L’œuvre de Naima Zmarrou s’invite à la galerie Living 4 Art

A partir du 15 octobre 2022, l’artiste-peintre marocaine Naima Zmarrou expose ses œuvres récentes à la galerie d’art Living 4 Art de Casablanca. Le vernissage de cette exposition aura lieu le 15 octobre à partir de 17h. La plasticienne, qui vit et travaille à Kénitra, dévoilera ses œuvres récentes qui affichent tout son talent à côté de 15 autres artistes sous le thème « Regard à travers l’art».

Largesse du geste, force d’expression, le travail pictural de  l’artiste-peintre Naima Zmarrou nous entraîne dans une intense joie visuelle à travers ses portraits, ses paysages et son univers intime résolument poétique. C’est la proposition d’un voyage à pied dans des endroits qui nous sont familiers et que l’on prend le temps de regarder plus en profondeur.  Certes, elle s’inspire de sujets oniriques, ou fantasmagoriques mais ses œuvres restent cependant fidèles à la réalité de formes. Ses œuvres déroutent, interrogent, dégagent de la poésie.
Décidément, les œuvres cette plasticienne autodidacte, native d’Oujda, paysagistes, figuratives, suggestives, expressionnistes ou abstraites  génèrent une interaction entre la matière et la forme. L’esthétique matérielle de la couleur, fluide, ou raclée en est le moteur. On y découvre les motifs les plus divers comme des gouverneurs symboliques. Des effets prismatiques émanent des couleurs rayonnantes la plupart du temps (le vert, le bleu, le rouge, l’orange), parfois romantique. Les contrastes des motifs confrontés de manière grotesque s’assemblent dans le scintillement et l’éclat du tourbillon.

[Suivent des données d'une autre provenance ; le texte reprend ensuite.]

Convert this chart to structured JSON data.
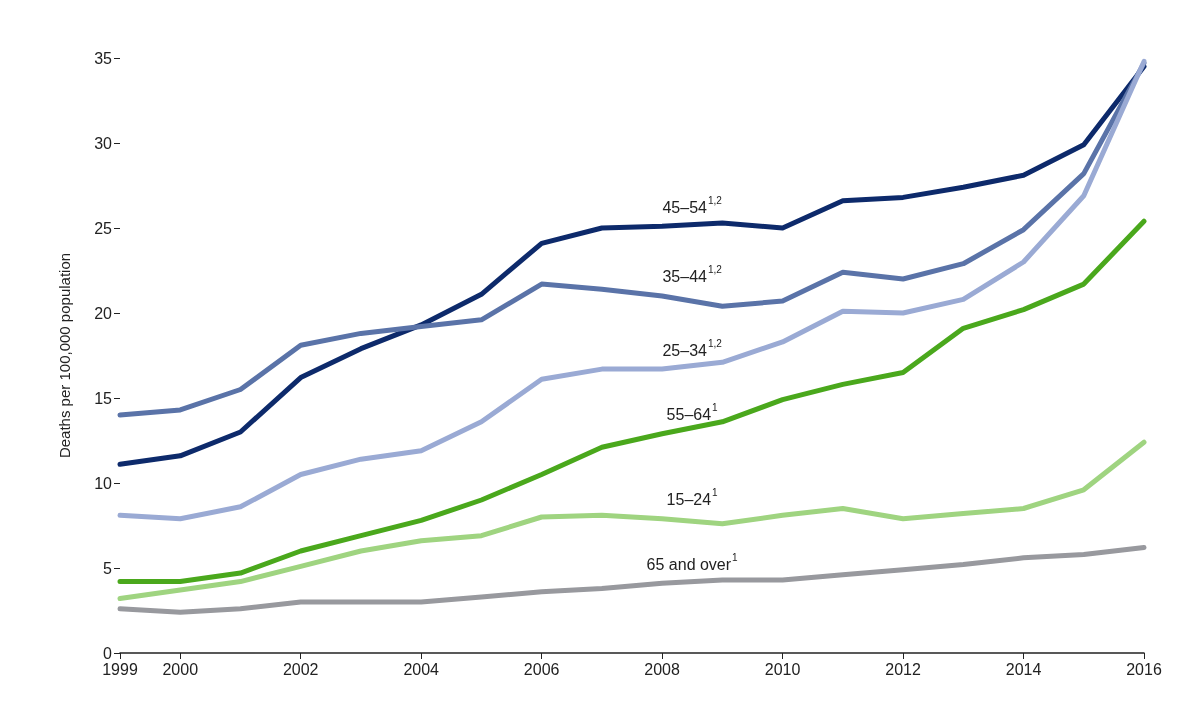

Les sujets de prédilection de Naima sont alors des scènes d’extérieur, mais elle excelle aussi dans les scènes d’intérieur et les natures mortes notamment le drapé. Elle excelle également dans la représentation du cheval qu’elle considère le symbole idéal de l’abnégation, l’altruisme, le sérieux, la confiance, la patience. Elle y fait preuve d’une solide construction et d’un harmonieux équilibre des couleurs.
La réflexion technique de Naima se métamorphose ainsi en méditation quasi-spirituelle. Qu’on le veuille ou non, bien qu’elle soit toujours dans la recherche et l’expérimentation, Naima reste fidèle à son vocabulaire formel et chromatique qui signifie en dépit et au-delà de la finalité qu’elle lui assigne. C’est dire qu’admirer ses oeuvres, c’est aussi rencontrer la sincérité et une certaine conviction qui ne nous laissent pas insensibles.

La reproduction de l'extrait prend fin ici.